Methods The KCH radiology department maintains a list of all skeletal surveys performed by it. We reviewed the cases of children aged between 0 and 16 yrs who had skeletal surveys between 2008 and 2012 using information held on the electronic patient record and PACS.

Results 100 skeletal surveys were performed on children aged between 0 and 16yrs between 2008 and 2012. 81 of these were for investigation of possible NAI, of which 37% proved positive for NAI. A more detailed look at these positive cases revealed that 81% of these were aged less than 1yr and 6% were greater than 2 years old. 88% of surveys completed all the recommended x-ray views but only 49% of children had a follow-up chest x-ray as recommended. 81% were carried out while the child was an inpatient. The majority of children were not previously known to social services, signified by the fact that only 19% were on a child protection plan. Since KCH is a tertiary referral centre many children came from outside of the Lambeth and Southwark boroughs (44%).
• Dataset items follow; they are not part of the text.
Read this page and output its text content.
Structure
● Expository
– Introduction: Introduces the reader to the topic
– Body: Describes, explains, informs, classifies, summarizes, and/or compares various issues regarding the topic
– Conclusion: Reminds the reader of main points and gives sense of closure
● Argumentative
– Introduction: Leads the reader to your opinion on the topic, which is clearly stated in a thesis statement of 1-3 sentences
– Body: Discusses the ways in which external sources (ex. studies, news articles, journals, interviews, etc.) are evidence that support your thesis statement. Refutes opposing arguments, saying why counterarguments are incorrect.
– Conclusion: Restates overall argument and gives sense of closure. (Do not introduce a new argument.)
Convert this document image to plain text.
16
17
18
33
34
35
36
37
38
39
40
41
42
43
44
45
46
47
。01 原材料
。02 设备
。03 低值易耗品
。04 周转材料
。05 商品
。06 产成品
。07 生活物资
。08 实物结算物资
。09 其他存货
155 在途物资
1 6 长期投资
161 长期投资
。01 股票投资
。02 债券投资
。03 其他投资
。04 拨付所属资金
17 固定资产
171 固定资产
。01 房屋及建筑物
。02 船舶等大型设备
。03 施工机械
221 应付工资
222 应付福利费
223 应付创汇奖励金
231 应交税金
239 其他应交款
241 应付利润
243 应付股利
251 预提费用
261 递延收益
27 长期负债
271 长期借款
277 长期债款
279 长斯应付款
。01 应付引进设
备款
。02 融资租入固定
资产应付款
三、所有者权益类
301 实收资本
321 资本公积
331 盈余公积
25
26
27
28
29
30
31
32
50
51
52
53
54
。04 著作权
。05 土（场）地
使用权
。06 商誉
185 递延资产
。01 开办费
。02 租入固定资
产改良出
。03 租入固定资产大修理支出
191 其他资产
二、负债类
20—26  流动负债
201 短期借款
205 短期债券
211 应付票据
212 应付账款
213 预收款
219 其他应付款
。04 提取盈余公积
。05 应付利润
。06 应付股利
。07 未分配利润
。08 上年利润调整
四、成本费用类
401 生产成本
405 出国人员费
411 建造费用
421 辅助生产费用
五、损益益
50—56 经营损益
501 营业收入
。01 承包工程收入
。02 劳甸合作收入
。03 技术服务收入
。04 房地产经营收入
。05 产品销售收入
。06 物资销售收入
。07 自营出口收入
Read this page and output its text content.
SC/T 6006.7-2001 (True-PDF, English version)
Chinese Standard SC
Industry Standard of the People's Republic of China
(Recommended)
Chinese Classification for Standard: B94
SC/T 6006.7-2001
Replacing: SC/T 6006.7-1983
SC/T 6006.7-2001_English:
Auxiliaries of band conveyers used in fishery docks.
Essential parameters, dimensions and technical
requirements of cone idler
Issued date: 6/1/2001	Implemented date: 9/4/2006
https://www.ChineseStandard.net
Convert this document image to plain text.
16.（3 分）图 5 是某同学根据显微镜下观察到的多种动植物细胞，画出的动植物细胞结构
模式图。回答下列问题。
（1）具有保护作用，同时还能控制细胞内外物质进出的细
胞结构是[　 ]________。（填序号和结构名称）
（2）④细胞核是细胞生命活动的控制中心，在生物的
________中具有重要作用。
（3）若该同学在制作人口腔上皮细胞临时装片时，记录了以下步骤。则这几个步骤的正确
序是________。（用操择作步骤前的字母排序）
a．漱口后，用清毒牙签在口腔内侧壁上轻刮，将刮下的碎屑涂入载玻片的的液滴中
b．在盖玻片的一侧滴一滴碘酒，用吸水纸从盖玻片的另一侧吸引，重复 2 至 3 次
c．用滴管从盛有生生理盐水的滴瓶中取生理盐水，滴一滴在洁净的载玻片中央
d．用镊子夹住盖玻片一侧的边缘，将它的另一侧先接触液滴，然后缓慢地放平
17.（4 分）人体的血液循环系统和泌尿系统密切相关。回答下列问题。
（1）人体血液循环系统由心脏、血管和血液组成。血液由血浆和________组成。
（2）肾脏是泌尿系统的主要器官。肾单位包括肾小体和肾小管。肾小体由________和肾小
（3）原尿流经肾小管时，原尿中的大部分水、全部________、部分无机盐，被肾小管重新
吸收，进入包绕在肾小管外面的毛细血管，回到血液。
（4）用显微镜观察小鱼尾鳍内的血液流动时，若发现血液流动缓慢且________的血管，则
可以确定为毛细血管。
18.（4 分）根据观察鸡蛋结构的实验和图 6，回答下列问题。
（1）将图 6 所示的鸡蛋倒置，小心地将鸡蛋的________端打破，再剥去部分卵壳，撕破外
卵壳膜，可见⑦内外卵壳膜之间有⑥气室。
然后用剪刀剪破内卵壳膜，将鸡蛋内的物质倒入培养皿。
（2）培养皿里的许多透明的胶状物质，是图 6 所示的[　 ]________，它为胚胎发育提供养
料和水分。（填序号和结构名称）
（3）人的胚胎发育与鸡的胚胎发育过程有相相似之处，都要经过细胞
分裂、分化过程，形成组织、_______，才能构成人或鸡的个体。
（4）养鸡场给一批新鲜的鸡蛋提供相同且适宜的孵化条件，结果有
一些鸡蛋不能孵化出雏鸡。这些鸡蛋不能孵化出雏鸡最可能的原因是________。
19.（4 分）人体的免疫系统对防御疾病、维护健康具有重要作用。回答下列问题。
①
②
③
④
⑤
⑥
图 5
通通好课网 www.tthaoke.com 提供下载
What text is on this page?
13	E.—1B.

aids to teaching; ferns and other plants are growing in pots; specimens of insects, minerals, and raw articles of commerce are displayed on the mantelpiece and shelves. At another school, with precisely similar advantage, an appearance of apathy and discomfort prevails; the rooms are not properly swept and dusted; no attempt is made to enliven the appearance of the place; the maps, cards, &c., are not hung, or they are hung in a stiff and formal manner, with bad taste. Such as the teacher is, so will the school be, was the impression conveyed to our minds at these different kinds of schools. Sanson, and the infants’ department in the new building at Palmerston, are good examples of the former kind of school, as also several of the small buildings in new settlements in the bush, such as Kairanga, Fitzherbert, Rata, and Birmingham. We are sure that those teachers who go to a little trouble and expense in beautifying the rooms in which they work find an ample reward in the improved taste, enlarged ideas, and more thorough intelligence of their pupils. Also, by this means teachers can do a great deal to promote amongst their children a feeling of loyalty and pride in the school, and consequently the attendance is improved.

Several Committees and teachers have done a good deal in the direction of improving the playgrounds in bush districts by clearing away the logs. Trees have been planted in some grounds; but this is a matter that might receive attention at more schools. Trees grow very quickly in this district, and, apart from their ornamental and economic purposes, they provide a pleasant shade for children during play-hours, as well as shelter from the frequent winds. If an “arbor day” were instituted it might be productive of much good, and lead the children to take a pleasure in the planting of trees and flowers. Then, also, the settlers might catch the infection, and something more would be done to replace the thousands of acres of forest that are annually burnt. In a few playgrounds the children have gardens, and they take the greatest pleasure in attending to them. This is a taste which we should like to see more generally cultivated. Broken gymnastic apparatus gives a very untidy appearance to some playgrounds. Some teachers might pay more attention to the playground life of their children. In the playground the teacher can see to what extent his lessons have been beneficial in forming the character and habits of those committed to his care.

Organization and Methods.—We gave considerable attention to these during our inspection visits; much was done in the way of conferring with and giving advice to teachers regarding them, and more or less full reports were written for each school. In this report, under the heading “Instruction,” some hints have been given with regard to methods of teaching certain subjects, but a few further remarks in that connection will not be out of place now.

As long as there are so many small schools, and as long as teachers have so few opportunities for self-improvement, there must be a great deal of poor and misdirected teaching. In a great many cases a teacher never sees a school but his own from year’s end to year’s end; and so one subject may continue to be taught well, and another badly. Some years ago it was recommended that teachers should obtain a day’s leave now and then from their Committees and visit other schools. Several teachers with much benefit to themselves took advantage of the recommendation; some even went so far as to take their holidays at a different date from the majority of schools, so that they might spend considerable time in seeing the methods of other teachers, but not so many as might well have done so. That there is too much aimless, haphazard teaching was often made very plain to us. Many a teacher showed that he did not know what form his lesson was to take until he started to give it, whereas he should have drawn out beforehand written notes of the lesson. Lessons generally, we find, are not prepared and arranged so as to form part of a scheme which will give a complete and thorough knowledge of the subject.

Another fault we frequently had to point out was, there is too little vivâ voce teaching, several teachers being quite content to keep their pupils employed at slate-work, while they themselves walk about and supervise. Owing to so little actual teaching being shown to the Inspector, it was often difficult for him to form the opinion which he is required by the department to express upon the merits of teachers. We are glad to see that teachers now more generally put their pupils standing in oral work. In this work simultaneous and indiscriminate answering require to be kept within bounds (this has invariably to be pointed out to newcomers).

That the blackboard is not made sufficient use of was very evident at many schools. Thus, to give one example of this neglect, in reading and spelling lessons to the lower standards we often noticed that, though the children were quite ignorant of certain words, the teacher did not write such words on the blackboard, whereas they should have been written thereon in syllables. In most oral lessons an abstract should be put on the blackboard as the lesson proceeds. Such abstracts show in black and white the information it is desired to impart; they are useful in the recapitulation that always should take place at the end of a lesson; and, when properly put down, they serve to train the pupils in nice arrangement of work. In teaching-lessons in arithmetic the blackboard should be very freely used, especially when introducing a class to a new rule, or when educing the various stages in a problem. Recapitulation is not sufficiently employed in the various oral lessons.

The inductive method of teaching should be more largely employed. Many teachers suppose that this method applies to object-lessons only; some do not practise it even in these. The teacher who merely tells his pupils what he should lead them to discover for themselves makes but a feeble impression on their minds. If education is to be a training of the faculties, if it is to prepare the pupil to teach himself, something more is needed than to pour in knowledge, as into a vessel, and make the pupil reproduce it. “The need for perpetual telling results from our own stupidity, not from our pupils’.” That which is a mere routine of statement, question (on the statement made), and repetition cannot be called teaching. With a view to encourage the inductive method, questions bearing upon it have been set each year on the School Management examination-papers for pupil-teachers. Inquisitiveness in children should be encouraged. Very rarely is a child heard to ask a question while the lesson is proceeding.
Conclusions KCH performs well against the standards set by the RCPCH and the RCR in performing skeletal surveys. The numbers stated above are comparable with other centres. KCH may see slightly higher numbers of children investigated for NAI, but this is due to the fact that it is a tertiary referral centre. The surrounding boroughs of Lambeth and Southwark are densely populated areas with a relatively young population compared to national averages. The population is multi-ethnic and diverse with high unemployment and poverty. These are all risk factors for NAI and the safeguarding team at KCH have to be especially alert to the possibility of NAI.